Aku mengerti kenapa Noor memilih tinggal di Belanda supaya anak-anak mendapat pendidikan di sana. Aku mengerti dukanya ketika putri pertama kami meninggal dunia dan aku, suaminya yang katanya mencintai dia tidak ada di sana untuk menggenggam tangannya. “Aku tahu Noor, aku tahu. Tapi sungguh, tidak ada lagi selain kamu di sini.” gumamku lirih.
Aku meneruskan langkahku. Teringat percakapan dua bulan lalu; Profesor Soerjohadikoesoemo dengan berat menjelaskan kalau posisi Guru Besar yang beberapa tahun lalu ditawarkan kepadaku sudah diisi orang. “Sudah ada orang lain mendahului Anda,” jelasnya. “Dia seorang putra bangsa Indonesia, jadi lebih pantas menjadi Guru Besar di Fakultas Ilmu Bangunan.”

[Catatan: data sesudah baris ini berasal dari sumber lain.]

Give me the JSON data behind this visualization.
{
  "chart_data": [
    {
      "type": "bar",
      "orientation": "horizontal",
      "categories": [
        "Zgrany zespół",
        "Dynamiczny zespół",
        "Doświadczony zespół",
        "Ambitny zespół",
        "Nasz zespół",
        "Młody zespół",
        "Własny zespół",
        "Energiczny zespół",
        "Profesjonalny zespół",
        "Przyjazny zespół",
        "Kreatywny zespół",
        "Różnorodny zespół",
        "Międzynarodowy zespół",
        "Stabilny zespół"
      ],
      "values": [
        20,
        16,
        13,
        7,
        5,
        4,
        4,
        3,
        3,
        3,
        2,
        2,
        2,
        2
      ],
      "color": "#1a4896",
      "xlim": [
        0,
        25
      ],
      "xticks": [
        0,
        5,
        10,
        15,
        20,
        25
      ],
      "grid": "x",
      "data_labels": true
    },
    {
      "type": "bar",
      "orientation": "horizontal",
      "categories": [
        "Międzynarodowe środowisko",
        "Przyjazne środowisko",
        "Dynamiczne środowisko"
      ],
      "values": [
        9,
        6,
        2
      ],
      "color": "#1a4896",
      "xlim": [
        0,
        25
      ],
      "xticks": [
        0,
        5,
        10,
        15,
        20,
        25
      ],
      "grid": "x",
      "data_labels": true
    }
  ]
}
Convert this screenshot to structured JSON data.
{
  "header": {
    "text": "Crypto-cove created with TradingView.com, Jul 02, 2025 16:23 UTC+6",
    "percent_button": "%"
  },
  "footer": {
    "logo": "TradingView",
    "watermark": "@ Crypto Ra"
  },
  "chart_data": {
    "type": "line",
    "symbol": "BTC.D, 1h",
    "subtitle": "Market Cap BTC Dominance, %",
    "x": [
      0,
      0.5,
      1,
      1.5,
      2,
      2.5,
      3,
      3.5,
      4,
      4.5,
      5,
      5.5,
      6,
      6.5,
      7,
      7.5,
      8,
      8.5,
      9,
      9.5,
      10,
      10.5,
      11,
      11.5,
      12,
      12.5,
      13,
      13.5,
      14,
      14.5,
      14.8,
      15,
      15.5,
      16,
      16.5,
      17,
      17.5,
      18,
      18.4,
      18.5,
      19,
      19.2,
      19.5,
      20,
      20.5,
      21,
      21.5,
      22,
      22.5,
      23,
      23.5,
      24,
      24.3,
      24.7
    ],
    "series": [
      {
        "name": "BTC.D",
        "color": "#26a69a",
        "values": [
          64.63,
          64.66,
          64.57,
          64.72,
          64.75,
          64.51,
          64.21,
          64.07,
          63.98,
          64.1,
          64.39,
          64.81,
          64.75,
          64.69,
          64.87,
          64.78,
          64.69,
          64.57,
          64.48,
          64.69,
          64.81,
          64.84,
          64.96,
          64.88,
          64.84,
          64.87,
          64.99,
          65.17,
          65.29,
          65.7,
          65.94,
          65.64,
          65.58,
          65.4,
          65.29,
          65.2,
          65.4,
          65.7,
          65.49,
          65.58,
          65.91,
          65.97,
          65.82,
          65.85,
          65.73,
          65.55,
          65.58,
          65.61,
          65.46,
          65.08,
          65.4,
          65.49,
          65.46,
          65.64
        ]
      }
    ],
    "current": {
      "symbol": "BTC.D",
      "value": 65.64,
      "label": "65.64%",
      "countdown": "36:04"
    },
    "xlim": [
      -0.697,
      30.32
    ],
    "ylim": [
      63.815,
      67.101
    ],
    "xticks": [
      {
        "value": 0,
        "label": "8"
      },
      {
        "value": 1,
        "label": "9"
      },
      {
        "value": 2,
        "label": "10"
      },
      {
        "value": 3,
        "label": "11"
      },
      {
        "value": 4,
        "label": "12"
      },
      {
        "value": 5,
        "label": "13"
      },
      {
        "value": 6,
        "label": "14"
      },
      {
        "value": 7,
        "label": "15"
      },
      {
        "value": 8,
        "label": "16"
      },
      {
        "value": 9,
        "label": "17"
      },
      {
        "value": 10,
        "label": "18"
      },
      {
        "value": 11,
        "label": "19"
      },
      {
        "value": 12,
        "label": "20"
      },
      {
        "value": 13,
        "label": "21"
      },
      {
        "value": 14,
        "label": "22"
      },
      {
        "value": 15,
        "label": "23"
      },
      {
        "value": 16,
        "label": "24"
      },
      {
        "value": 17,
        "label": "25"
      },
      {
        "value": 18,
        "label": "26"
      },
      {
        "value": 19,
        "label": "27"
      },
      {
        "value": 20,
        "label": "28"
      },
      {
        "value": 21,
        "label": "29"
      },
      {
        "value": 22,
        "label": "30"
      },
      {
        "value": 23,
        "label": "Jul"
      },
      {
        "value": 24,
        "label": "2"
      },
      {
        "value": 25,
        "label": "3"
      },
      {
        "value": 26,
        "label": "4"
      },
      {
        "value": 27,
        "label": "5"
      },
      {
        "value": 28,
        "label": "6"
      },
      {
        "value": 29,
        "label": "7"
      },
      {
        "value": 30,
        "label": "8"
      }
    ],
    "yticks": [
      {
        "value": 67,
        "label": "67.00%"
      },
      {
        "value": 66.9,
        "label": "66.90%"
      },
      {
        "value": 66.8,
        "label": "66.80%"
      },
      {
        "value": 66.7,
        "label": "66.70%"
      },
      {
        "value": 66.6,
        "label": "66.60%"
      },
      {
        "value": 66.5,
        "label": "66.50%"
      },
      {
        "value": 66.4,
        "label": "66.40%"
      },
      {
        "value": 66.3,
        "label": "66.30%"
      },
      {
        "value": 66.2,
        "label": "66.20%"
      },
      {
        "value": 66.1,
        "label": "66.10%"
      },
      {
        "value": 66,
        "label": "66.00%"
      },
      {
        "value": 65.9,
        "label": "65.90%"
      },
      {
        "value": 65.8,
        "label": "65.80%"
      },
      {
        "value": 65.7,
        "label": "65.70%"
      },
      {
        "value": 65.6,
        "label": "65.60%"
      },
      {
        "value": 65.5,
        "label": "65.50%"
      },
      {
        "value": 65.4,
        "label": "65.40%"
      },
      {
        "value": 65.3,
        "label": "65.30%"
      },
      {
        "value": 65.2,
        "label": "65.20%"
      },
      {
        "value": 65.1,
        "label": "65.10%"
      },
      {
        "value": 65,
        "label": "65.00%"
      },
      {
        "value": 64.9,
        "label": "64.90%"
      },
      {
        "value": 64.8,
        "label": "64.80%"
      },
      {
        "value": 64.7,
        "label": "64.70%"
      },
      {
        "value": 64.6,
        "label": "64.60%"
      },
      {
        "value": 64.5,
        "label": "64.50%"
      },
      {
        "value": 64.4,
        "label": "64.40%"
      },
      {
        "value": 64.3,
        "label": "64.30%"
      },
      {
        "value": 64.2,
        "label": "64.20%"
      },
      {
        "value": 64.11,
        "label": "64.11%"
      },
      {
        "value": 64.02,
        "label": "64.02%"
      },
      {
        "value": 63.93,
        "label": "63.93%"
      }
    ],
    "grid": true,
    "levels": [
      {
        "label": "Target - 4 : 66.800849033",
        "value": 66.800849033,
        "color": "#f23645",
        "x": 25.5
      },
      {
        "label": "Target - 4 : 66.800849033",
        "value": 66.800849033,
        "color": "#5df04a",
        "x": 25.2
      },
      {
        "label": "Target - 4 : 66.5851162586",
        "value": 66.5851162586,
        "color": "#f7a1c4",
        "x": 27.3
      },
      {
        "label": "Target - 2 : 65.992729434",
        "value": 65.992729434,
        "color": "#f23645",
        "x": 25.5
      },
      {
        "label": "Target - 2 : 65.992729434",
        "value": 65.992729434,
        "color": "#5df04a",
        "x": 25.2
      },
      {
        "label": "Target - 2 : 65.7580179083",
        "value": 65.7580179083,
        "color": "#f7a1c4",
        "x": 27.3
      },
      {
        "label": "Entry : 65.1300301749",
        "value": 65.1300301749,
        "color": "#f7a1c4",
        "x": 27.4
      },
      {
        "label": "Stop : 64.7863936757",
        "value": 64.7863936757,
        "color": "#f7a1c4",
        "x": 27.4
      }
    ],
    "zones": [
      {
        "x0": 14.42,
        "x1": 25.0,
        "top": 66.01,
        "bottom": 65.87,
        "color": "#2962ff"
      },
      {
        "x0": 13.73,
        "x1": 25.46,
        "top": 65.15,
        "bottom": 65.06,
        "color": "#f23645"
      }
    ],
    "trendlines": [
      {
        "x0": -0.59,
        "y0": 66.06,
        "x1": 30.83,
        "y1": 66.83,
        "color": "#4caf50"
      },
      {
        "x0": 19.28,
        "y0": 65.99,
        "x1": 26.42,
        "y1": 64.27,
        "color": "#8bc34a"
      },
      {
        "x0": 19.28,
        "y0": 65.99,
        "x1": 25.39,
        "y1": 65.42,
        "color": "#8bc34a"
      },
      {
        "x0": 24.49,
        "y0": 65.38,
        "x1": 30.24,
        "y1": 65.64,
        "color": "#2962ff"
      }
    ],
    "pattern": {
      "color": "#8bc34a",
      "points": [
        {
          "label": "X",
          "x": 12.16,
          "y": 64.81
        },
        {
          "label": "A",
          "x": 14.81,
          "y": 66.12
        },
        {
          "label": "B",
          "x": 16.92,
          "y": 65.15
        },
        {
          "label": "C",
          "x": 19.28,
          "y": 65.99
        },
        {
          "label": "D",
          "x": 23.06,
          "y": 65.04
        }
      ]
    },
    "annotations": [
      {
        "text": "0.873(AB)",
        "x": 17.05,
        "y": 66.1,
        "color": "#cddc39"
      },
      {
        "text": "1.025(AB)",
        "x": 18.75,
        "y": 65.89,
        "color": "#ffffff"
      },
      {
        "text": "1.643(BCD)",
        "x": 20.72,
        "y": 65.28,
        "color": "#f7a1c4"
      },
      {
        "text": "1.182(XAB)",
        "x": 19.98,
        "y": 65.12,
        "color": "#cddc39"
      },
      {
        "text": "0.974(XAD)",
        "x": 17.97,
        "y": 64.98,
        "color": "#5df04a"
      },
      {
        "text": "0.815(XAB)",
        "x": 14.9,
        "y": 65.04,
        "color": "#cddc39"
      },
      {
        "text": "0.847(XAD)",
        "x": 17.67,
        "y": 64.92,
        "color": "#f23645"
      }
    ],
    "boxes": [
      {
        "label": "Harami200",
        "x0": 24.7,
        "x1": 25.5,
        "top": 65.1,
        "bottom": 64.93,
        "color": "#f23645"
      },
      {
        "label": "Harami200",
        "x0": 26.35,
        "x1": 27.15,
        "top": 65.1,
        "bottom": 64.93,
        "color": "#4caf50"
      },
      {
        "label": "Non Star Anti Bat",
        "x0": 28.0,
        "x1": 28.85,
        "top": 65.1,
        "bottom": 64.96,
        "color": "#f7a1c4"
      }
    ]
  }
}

Apa yang bisa aku katakan? He made a good point! Sesudah Indonesia memproklamasikan kemerdekaannya, orang Belanda seperti aku dilihat hanya sebagai penjajah dan dipandang sebelah mata. Tidak ada yang percaya bila kukatakan bahwa aku lebih mencintai Indonesia dibanding Tuan Guru Besar yang sekarang. Tidak ada yang mengerti bahkan setelah aku dua tahun disiksa pemerintah Jepang, hatiku masih ingin kubaktikan kepada Hindia Belanda. Ya, mereka tidak akan paham.
“Meneer Maclaine Pont, sudah siap untuk pulang?” tanya Tuan Tjokro lagi. Aku mengemas buku sketsaku, menyimpan pensilku dengan rapi di saku.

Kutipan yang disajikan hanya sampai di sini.